Шумно становится за дверью. Ярослава Иосифовна отчитывает сына.
— Не стоило нам сюда приходить, — расстроенно вздыхаю я.
— Ой, та, — в очередной раз отмахивается Паша. Иногда я завидую этой его манере с легкостью относиться к любой ситуации.
— Неудобно вышло…
— Ален, ну с кем не бывает! Они просто притрухнутые на всю голову. Помешанные на этом своем фарфоре.
— Даня, вернись. Даня, куда ты? — слышим мы взволнованный голос Ярославы Иосифовны, взлетевший еще на октаву вверх.
— Друзей провожу! — пыхтит он в ответ.
— Друзей… Тоже нашел. Оборванцев в дом привел! А если бы утащили что-то? — гневается она.

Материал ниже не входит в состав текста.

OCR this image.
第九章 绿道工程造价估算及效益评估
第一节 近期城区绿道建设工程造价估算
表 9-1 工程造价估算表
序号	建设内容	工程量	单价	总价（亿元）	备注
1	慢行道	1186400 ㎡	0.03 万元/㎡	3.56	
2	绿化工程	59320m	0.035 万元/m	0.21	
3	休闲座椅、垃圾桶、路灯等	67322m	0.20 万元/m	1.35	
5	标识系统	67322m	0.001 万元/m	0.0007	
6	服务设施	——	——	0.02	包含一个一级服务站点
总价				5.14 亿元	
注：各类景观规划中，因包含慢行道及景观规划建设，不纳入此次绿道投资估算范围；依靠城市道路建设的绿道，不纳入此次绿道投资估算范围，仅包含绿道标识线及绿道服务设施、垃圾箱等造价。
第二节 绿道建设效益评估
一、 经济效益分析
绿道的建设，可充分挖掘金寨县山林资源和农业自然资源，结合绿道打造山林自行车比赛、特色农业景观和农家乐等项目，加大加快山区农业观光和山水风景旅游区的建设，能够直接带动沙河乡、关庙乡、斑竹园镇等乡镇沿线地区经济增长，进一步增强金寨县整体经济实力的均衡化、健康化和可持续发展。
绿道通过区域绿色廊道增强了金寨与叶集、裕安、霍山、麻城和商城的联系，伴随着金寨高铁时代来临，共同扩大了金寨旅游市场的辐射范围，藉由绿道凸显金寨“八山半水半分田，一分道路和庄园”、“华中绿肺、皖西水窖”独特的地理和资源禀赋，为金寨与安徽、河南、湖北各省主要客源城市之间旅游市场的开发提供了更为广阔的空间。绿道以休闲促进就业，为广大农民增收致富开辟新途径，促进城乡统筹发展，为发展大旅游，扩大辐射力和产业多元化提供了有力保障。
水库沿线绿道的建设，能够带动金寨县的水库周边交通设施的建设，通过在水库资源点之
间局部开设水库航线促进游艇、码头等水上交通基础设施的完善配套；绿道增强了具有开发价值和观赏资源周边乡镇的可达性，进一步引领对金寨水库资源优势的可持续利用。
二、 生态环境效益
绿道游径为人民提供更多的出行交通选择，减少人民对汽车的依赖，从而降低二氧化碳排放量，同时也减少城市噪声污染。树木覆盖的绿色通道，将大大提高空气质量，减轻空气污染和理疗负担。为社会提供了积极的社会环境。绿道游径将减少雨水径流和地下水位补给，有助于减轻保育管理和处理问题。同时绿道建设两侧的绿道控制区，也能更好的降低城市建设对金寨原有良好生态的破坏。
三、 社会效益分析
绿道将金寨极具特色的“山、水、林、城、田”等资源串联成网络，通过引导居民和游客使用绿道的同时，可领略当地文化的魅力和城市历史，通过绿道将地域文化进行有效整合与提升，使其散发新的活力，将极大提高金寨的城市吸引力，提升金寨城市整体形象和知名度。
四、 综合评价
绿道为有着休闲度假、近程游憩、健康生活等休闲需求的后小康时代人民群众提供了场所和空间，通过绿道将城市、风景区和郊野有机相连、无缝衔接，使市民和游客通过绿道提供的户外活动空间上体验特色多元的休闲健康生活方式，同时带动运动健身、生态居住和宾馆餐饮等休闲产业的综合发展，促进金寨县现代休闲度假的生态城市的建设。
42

Мы с Авериным переглядываемся.
— Мам…
— Что мам? Мне не нравится эта девчонка! Она из неблагополучной семьи! Вдруг зараза у нее какая, а ты ее в дом притащил!
— Ну мам! Тише ты!
— Из кружек наших трапезничал с ней! Неизвестно, чем она болеть может! А вдруг СПИД или еще чего? Она распутница поди?! Не вздумай с ней!
— Мам, она…
— Оборванка и голодранка, вот кто! Знаю я таких! Тебе ее жалко, что ли, сынок? Так давай щенка лучше беспородного заведем.
Отталкиваюсь от стены, покрашенной в пастельные тона. Не хочу больше это слушать.
— Ален…
— До завтра, Паш.
Пока спускаюсь по лестнице, в голове крутятся слова мамы Дани.
Оборванка.
Голодранка.
Вдруг зараза у нее какая!
СПИД.
Распутница.
Тебе ее жалко, что ли, сынок?
Давай беспородного щенка заведем.
Выбегаю на улицу. Ветер тут же подхватывает шарф и хлещет им меня по лицу. Не знаю, отчего так больно. Обидно, досадно и горько. Почему люди так жестоки? Они ведь совсем меня не знают!
И снова слезы застилают глаза. Ковыляю вдоль проспекта и думаю о том, что мне никогда не выбраться из болота, именуемого моим существованием.